3 – Paris sans nous (le lieu perdu)

Il a mal dormi, comme chaque fois que sa femme n’est pas là. Il est descendu très tôt prendre un café au bas de l’immeuble, sans doute incapable de se confronter à lui-même dans sa kitchenette. Les éboueurs sont passés, l’odeur a rempli la rue un instant puis s’est évaporée derrière les taxis et les vélos pressés de rentrer d’une soirée arrosée ou bien de filer au boulot avant tout le monde.

Il a remué entre ses doigts la petite tasse noire, chaude, posée sur une table ronde branlante. Il a poussé sous le pied, le petit carton plié en huit qui servait au sol à caler ce demi-centimètre manquant pour que son café tienne debout, tout comme sa vie peut-être. Et déjà il l’a cherchée des yeux, malgré lui, obsessionnellement, sur cette place parisienne qui pendant tant d’années a servi de décor à son histoire d’amour. Il a vu la fleuriste qui remontait son store à chaînes avec sa clé à tourniquet, cette sorte de bras en fer comme il n’y en a plus qu’à Paris ou dans les villages. Paris a cela en commun avec la province perdue, de garder trace d’un temps ancien, à travers ses balustrades en fonte noire, ses petites places en triangle à chaque coin de rue, ses écoles de filles et de garçons devenues mixtes depuis belle lurette, ses décorations murales des années soixante encore apparentes. De larges panneaux de bois avec du simple vitrage laissent entrevoir les vitrines des boutiques où tout à l’heure, les touristes embarqueront un petit bout de France dans leurs valises.
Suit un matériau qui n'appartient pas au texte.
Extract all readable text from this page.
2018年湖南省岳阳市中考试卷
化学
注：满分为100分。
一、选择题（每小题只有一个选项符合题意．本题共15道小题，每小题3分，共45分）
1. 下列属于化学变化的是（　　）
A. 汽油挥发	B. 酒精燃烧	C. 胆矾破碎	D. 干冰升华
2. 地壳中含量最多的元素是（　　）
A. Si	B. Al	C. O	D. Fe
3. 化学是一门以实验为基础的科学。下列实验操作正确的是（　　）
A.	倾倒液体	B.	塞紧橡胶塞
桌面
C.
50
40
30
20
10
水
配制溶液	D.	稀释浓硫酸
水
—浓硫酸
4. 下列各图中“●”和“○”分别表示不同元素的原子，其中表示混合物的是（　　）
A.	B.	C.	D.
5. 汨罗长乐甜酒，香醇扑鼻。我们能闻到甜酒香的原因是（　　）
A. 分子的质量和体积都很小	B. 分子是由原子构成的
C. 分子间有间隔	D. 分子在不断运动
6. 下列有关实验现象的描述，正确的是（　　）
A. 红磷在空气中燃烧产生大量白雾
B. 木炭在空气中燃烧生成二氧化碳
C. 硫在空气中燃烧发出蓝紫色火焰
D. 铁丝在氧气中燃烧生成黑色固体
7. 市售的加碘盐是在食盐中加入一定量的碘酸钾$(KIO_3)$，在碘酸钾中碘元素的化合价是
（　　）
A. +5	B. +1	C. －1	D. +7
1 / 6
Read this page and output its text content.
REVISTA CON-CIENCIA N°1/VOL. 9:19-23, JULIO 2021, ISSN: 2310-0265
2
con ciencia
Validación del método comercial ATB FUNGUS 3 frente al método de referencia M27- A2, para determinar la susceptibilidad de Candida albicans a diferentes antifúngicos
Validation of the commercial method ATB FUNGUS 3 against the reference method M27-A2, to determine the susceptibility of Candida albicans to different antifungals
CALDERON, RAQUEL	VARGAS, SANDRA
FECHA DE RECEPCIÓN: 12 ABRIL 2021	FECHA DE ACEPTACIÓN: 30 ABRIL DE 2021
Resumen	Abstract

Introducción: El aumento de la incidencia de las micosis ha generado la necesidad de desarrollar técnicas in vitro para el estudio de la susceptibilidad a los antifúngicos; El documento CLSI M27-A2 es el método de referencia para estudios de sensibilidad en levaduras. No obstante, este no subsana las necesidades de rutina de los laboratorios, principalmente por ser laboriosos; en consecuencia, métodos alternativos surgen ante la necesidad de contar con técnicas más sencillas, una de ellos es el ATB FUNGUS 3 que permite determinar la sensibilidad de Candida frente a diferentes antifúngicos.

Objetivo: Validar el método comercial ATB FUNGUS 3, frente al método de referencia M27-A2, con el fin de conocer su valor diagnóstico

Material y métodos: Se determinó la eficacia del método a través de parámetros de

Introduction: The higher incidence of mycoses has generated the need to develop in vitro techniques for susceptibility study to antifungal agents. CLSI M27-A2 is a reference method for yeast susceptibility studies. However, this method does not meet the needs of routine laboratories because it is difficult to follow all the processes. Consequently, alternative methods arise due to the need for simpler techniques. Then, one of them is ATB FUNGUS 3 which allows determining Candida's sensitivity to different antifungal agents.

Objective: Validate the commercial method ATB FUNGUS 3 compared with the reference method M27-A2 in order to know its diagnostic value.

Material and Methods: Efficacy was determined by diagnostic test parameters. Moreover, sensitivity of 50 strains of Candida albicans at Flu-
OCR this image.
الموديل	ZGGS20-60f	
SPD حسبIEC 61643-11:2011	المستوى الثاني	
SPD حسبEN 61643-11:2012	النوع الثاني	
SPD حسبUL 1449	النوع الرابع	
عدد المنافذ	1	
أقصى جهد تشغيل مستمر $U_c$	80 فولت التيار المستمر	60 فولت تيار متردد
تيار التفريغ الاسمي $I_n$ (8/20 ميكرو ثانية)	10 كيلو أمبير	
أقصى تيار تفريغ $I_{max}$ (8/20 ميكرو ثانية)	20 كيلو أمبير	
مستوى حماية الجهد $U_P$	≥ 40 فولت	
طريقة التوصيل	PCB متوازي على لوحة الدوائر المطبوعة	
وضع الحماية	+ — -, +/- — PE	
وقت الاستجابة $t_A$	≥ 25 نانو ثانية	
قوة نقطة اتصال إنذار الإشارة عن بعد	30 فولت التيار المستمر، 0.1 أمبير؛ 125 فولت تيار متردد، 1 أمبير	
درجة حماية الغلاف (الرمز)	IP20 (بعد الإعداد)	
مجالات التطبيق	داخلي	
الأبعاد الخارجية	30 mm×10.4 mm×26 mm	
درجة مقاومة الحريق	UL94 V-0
Il regarde cette chatte noire passer dans la rue, prête à embrasser le quartier qui se réveille. Il s’attarde sur cette femme dans l’immeuble en face qui se maquille rapidement devant le miroir du salon, passe à la fenêtre de la cuisine, ses enfants croquent une tartine, ils n’ont pas l’air d’avoir plus de 8 ou 10 ans. La femme fait glisser des manteaux sur leur bras dans un geste élégant et tendre. Il les retrouvera plus tard en bas de l’immeuble, il les avait déjà oubliés. Ça aurait pu être lui s’il avait réussi à construire quelque chose de moins bancale, avant qu’elle ne parte définitivement cette fois. Ils n’étaient pas prêts peut-être, ou au contraire c’était trop tard ? Les vies ici sont comme les rues, vastes et minuscules à la fois, pleines de promesses et souvent trop courtes pour être saisies dans leur ensemble, porche par porche, de toits gris en toits gris reflétant le ciel comme une pellicule de film muet, comme une pellicule de film muet où le piano incessant qui l’accompagne vous rend sourd à la fin. Immeubles haussmanniens cohabitant avec des bouges aménagés comme on peut pour y tenir au plus nombreux, halls bourgeois alternant avec des magasins de vente d’or au kilo, des dépanneurs, un traiteur libanais, une banque, une droguerie poussiéreuse installée ici depuis 1930 adossée au dernier spot de fringues à la mode qui changera dans trois mois, une cordonnerie devenue relais-colis et qui vend aux étudiants des cartes de téléphone pour l’international.

Il aurait pu comme cette femme, descendre nonchalamment avec ses gosses, ou même avec un chien qui sait, prendre la rue Lecourbe en se méfiant des trottinettes, il aurait écouté sa femme lui parler des projets de la journée ou des prochaines vacances. Ils auraient bifurqué rue Théophraste Renaudot pour longer le square Saint Lambert, faire pisser le chien ou déposer leur progéniture à l’école Camille Sée… Voilà qu’il s’imagine devenu père maintenant, tant de choses nous échappent quand on se quitte, on s’extrait d’un lieu qui plus jamais ne se vivra pareil, quand bien même on y revient un jour. Il regarde ce quartier qui dit tant de sa vie, sa vie se lit dans ces murs, dans ces cafés et ces portes d’immeubles à codes et leur va-et-vient incessant, sa vie se lit noir sur blanc, sa vie en négatif et ce qu’il n’avait pas saisit encore ici, il voit soudainement tous ces gens qui sont là autour de lui et il se lève, fait quelques pas furtifs sur le trottoir comme cette chatte croisée tout à l’heure, prêt à se décrocher de là, prêt à aller chercher ailleurs une vie nouvelle, une vie sans elle.